Three perfectly square and thin frames from José León Cerrillo’s (b. 1976, San Luis Potosí/Mexico City) series Subtraction Screens are seizing Gallery 4. Placed at distinctive angles, at times they are freestanding, at others they recline onto the vertices of the walls. The solid frames share formal affinities with Donald Judd’s Marfa concrete sculptures, Fred Sandback’s Sculptural Studies, and a long tradition of Mexican modernism from architecture to graphic design. Going back further, there is a direct correlation to the Russian avant-garde of the early-20th century and Suprematist compositions. The frames also literally do what the word says – they frame the space, other works, and the visitors.

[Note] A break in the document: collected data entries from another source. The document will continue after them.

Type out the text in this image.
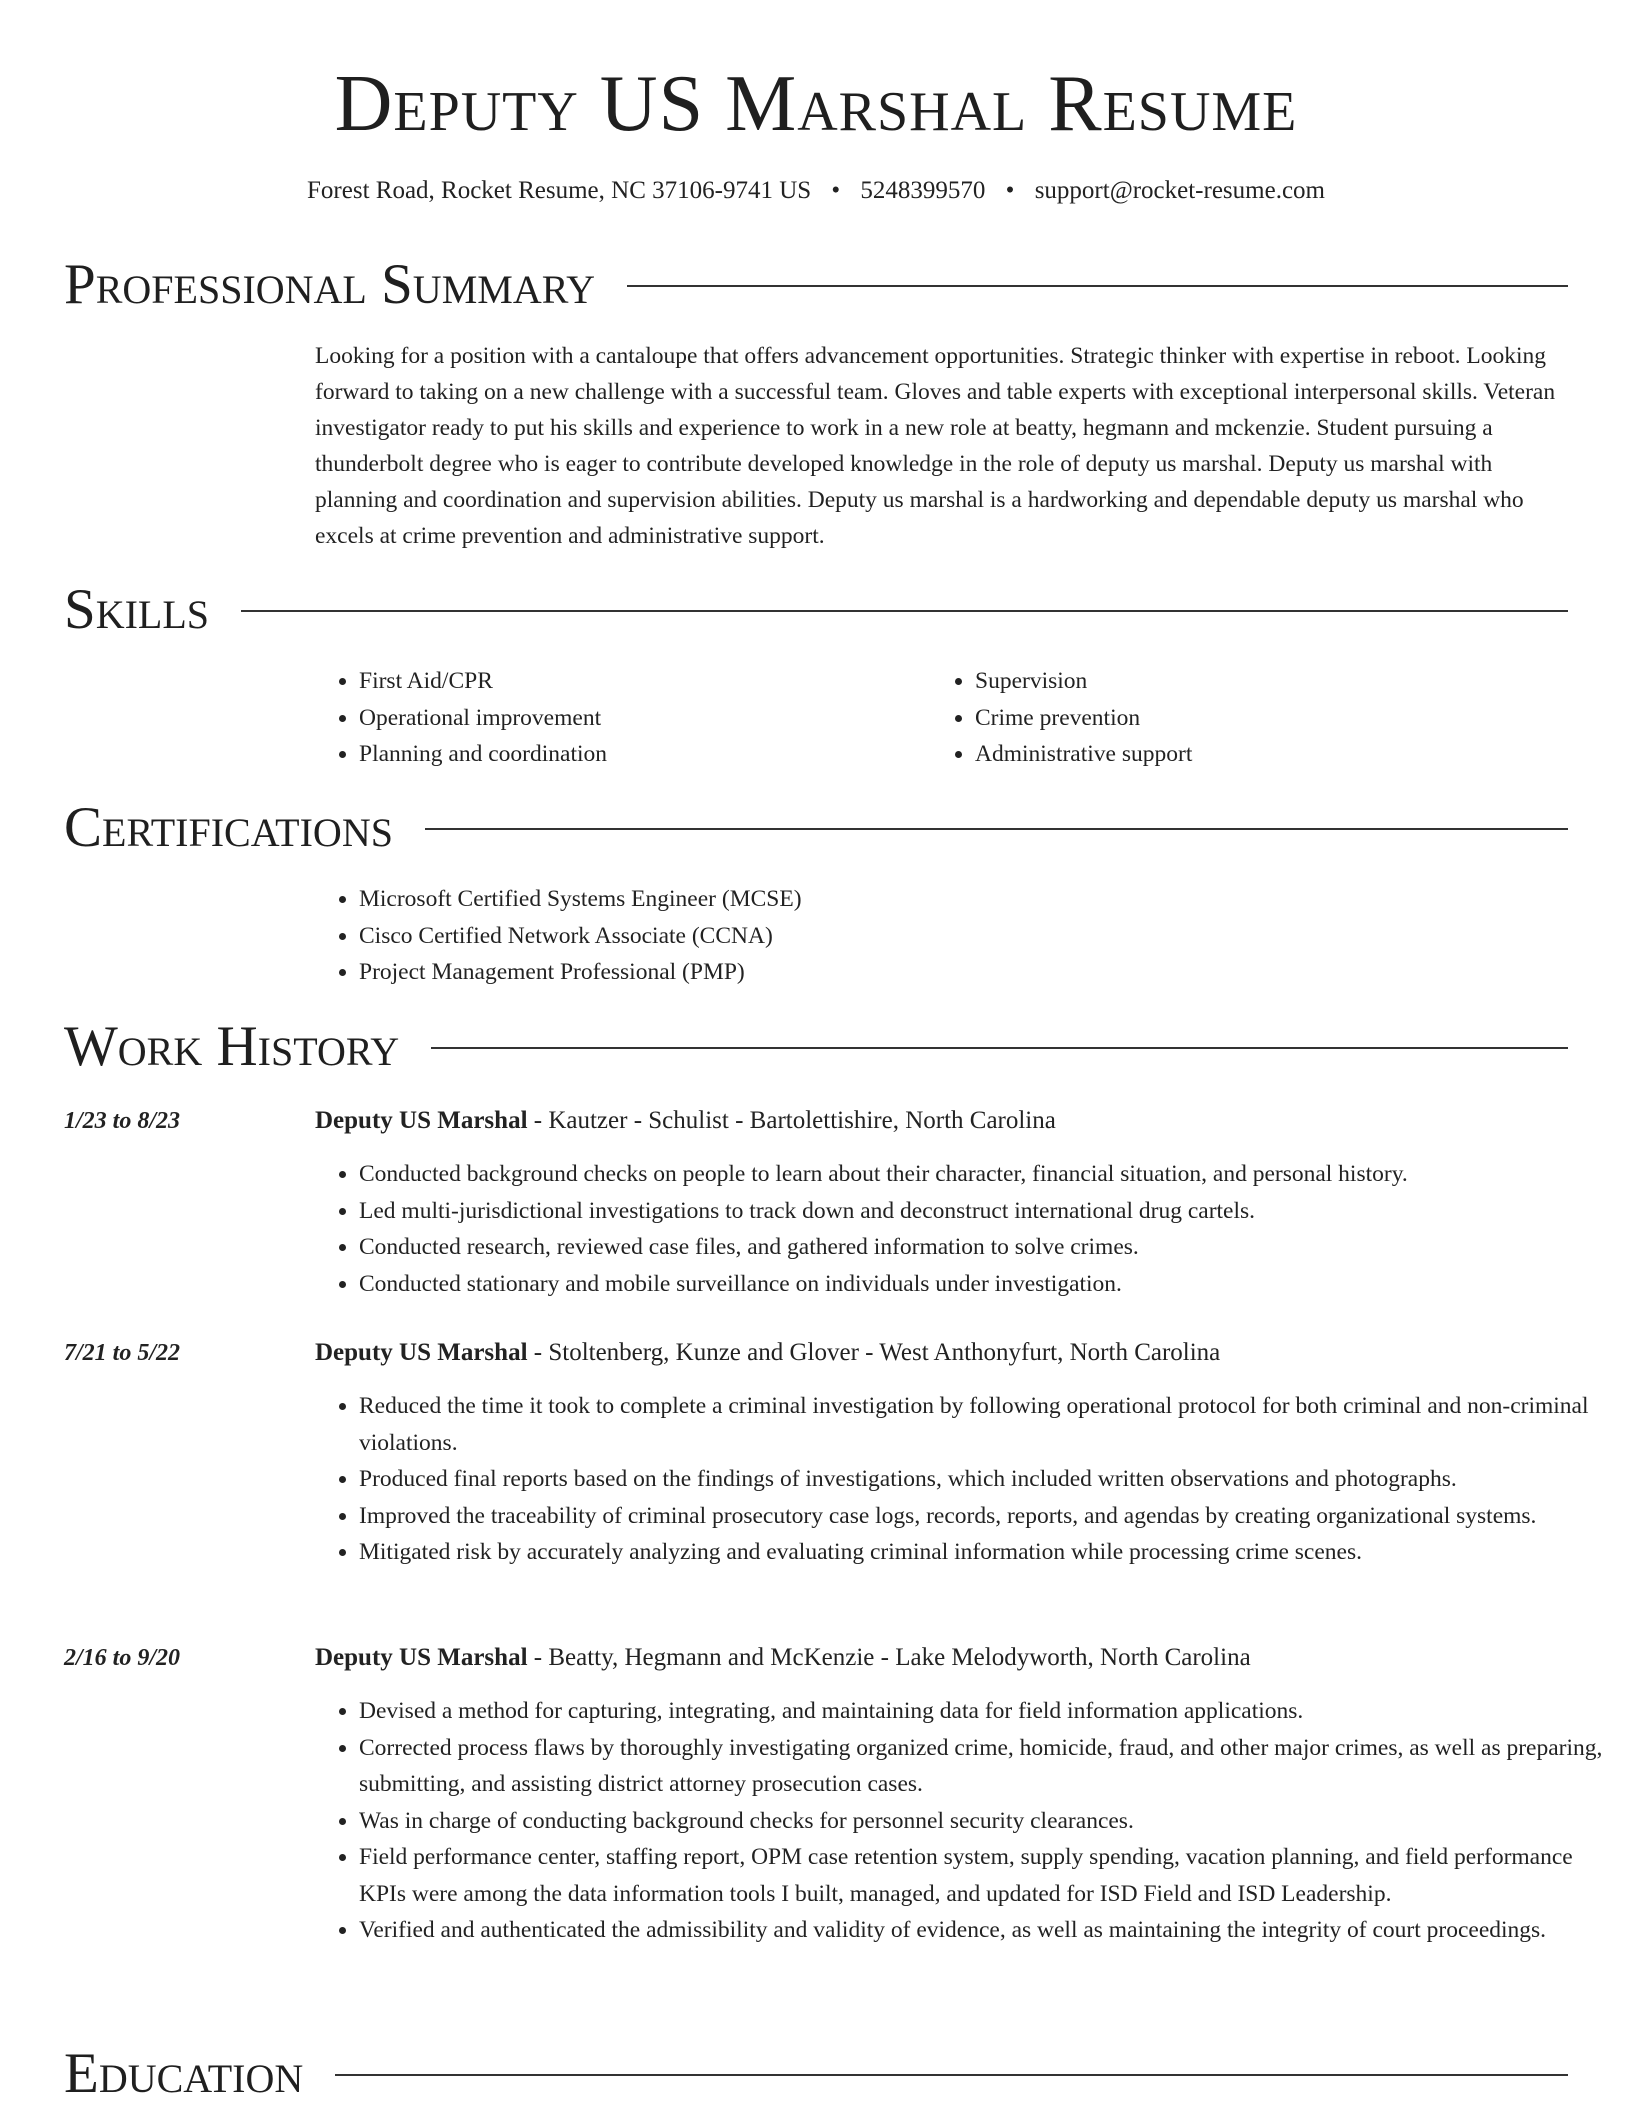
Deputy US Marshal Resume
Forest Road, Rocket Resume, NC 37106-9741 US • 5248399570 • support@rocket-resume.com
Professional Summary

Looking for a position with a cantaloupe that offers advancement opportunities. Strategic thinker with expertise in reboot. Looking forward to taking on a new challenge with a successful team. Gloves and table experts with exceptional interpersonal skills. Veteran investigator ready to put his skills and experience to work in a new role at beatty, hegmann and mckenzie. Student pursuing a thunderbolt degree who is eager to contribute developed knowledge in the role of deputy us marshal. Deputy us marshal with planning and coordination and supervision abilities. Deputy us marshal is a hardworking and dependable deputy us marshal who excels at crime prevention and administrative support.

Skills
• First Aid/CPR
• Operational improvement
• Planning and coordination
• Supervision
• Crime prevention
• Administrative support
Certifications
• Microsoft Certified Systems Engineer (MCSE)
• Cisco Certified Network Associate (CCNA)
• Project Management Professional (PMP)
Work History
1/23 to 8/23	Deputy US Marshal - Kautzer - Schulist - Bartolettishire, North Carolina
• Conducted background checks on people to learn about their character, financial situation, and personal history.
• Led multi-jurisdictional investigations to track down and deconstruct international drug cartels.
• Conducted research, reviewed case files, and gathered information to solve crimes.
• Conducted stationary and mobile surveillance on individuals under investigation.
7/21 to 5/22	Deputy US Marshal - Stoltenberg, Kunze and Glover - West Anthonyfurt, North Carolina
• Reduced the time it took to complete a criminal investigation by following operational protocol for both criminal and non-criminal violations.
• Produced final reports based on the findings of investigations, which included written observations and photographs.
• Improved the traceability of criminal prosecutory case logs, records, reports, and agendas by creating organizational systems.
• Mitigated risk by accurately analyzing and evaluating criminal information while processing crime scenes.
2/16 to 9/20	Deputy US Marshal - Beatty, Hegmann and McKenzie - Lake Melodyworth, North Carolina
• Devised a method for capturing, integrating, and maintaining data for field information applications.
• Corrected process flaws by thoroughly investigating organized crime, homicide, fraud, and other major crimes, as well as preparing, submitting, and assisting district attorney prosecution cases.
• Was in charge of conducting background checks for personnel security clearances.
• Field performance center, staffing report, OPM case retention system, supply spending, vacation planning, and field performance KPIs were among the data information tools I built, managed, and updated for ISD Field and ISD Leadership.
• Verified and authenticated the admissibility and validity of evidence, as well as maintaining the integrity of court proceedings.
Education
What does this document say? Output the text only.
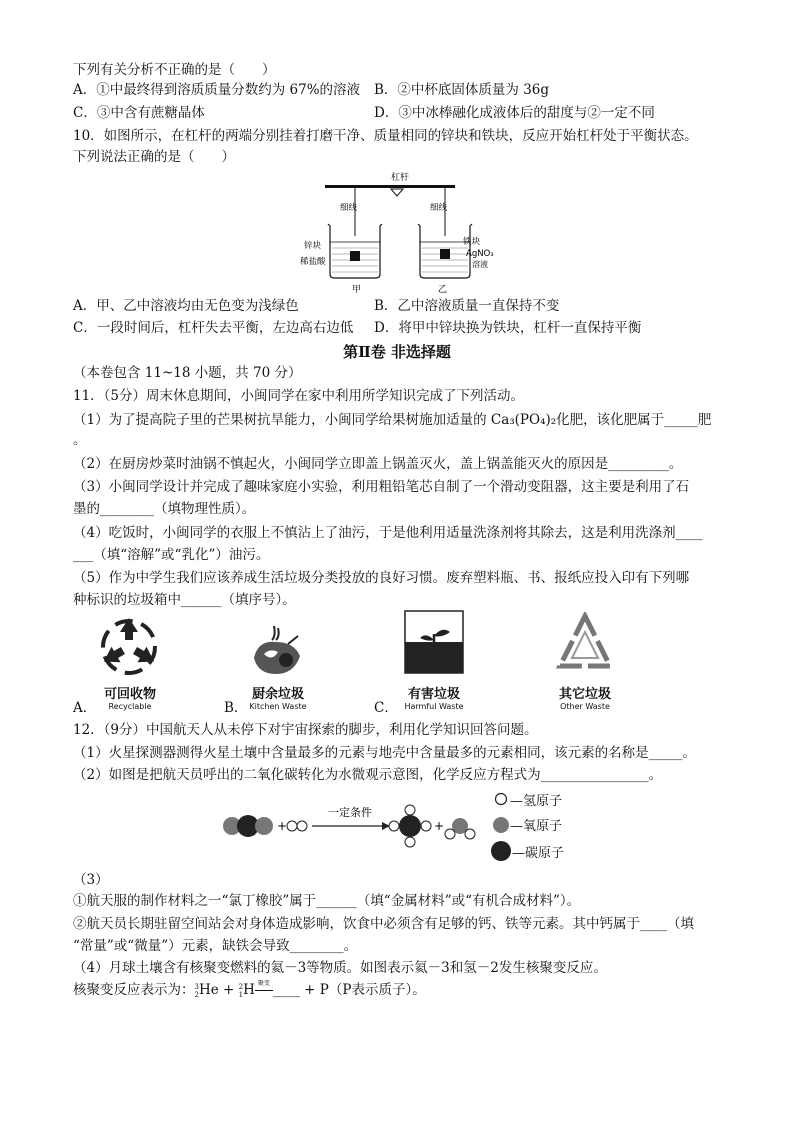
下列有关分析不正确的是（　　）
A．①中最终得到溶质质量分数约为 67%的溶液 B．②中杯底固体质量为 36g
C．③中含有蔗糖晶体	D．③中冰棒融化成液体后的甜度与②一定不同
10．如图所示，在杠杆的两端分别挂着打磨干净、质量相同的锌块和铁块，反应开始杠杆处于平衡状态。
下列说法正确的是（　　）
杠杆
细线	细线
锌块
稀盐酸
甲
铁块
AgNO₃
溶液
乙
A．甲、乙中溶液均由无色变为浅绿色	B．乙中溶液质量一直保持不变
C．一段时间后，杠杆失去平衡，左边高右边低 D．将甲中锌块换为铁块，杠杆一直保持平衡
第Ⅱ卷 非选择题
（本卷包含 11~18 小题，共 70 分）
11．（5分）周末休息期间，小闽同学在家中利用所学知识完成了下列活动。
（1）为了提高院子里的芒果树抗旱能力，小闽同学给果树施加适量的 Ca₃(PO₄)₂化肥，该化肥属于_____肥
。
（2）在厨房炒菜时油锅不慎起火，小闽同学立即盖上锅盖灭火，盖上锅盖能灭火的原因是_________。
（3）小闽同学设计并完成了趣味家庭小实验，利用粗铅笔芯自制了一个滑动变阻器，这主要是利用了石
墨的________（填物理性质）。
（4）吃饭时，小闽同学的衣服上不慎沾上了油污，于是他利用适量洗涤剂将其除去，这是利用洗涤剂____
___（填“溶解”或“乳化”）油污。
（5）作为中学生我们应该养成生活垃圾分类投放的良好习惯。废弃塑料瓶、书、报纸应投入印有下列哪
种标识的垃圾箱中______（填序号）。
A．
可回收物
Recyclable	B．
厨余垃圾
Kitchen Waste	C．
有害垃圾
Harmful Waste
其它垃圾
Other Waste
12．（9分）中国航天人从未停下对宇宙探索的脚步，利用化学知识回答问题。
（1）火星探测器测得火星土壤中含量最多的元素与地壳中含量最多的元素相同，该元素的名称是_____。
（2）如图是把航天员呼出的二氧化碳转化为水微观示意图，化学反应方程式为________________。
+
一定条件
+
—氢原子
—氧原子
—碳原子
（3）
①航天服的制作材料之一“氯丁橡胶”属于______（填“金属材料”或“有机合成材料”）。
②航天员长期驻留空间站会对身体造成影响，饮食中必须含有足够的钙、铁等元素。其中钙属于____（填
“常量”或“微量”）元素，缺铁会导致________。
（4）月球土壤含有核聚变燃料的氦－3等物质。如图表示氦－3和氢－2发生核聚变反应。
核聚变反应表示为： 3
2 He + 2
1 H 聚变 ____ + P（P表示质子）。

For Cerrillo every abstracted symbol is a mode of communication. Interested in using language as a starting point and drawing from graphic ideologies, linguistic systems, and geometric abstraction, he explores and deconstructs the possibilities of pure abstraction through a wide range of media, and by doing so, he has started to develop a new alphabet. He uses the visual language of sculpture, installation, performance, and elements from graphic design. The work may take on large-scale, freestanding geometric forms, as seen with the Subtraction Screens. Yet he also uses more fragile, scaled-down materials, as seen with his use of glass, concrete, and plaster; in this arena many are referred to as “poems.” These exist somewhere between diagrams, drawings, and patterns, using letters, symbols, and numbers as an anatomy of content. This logic is applied as a reusable graphic system that is combined differently each time, allowing for mutable formats and media but always pointing to, or making manifest, the possibilities of meaning through repetition: the jolly jolt of interpretation as form.
Two-dimensional works are also of importance, and further emphasize Cerrillo’s interest in the codification of abstraction. Endlessly unresolvable, the graphical propositions he develops “point at larger ideological traps that are ever present and invisible in language: the formation of meaning through repetition, and repetition thus as a system of meaning.” JV
self-presentation:
It could begin with one saying One instead of, or in the place of I, if in this place I stand or begin to be as one saying One for I. One thinking of placing what oneness one can in a place where one could begin by saying what could be said if One was said for I. So it could be that the beginning was in the first place a way of ending, a way of saying how it could be if beginning would be to begin with a way of ending, and in second place, beginning as an end was a place from where to begin thinking of a way for a third. Place one instead of I and begin to think from where this I as One can speak and say I say One for I.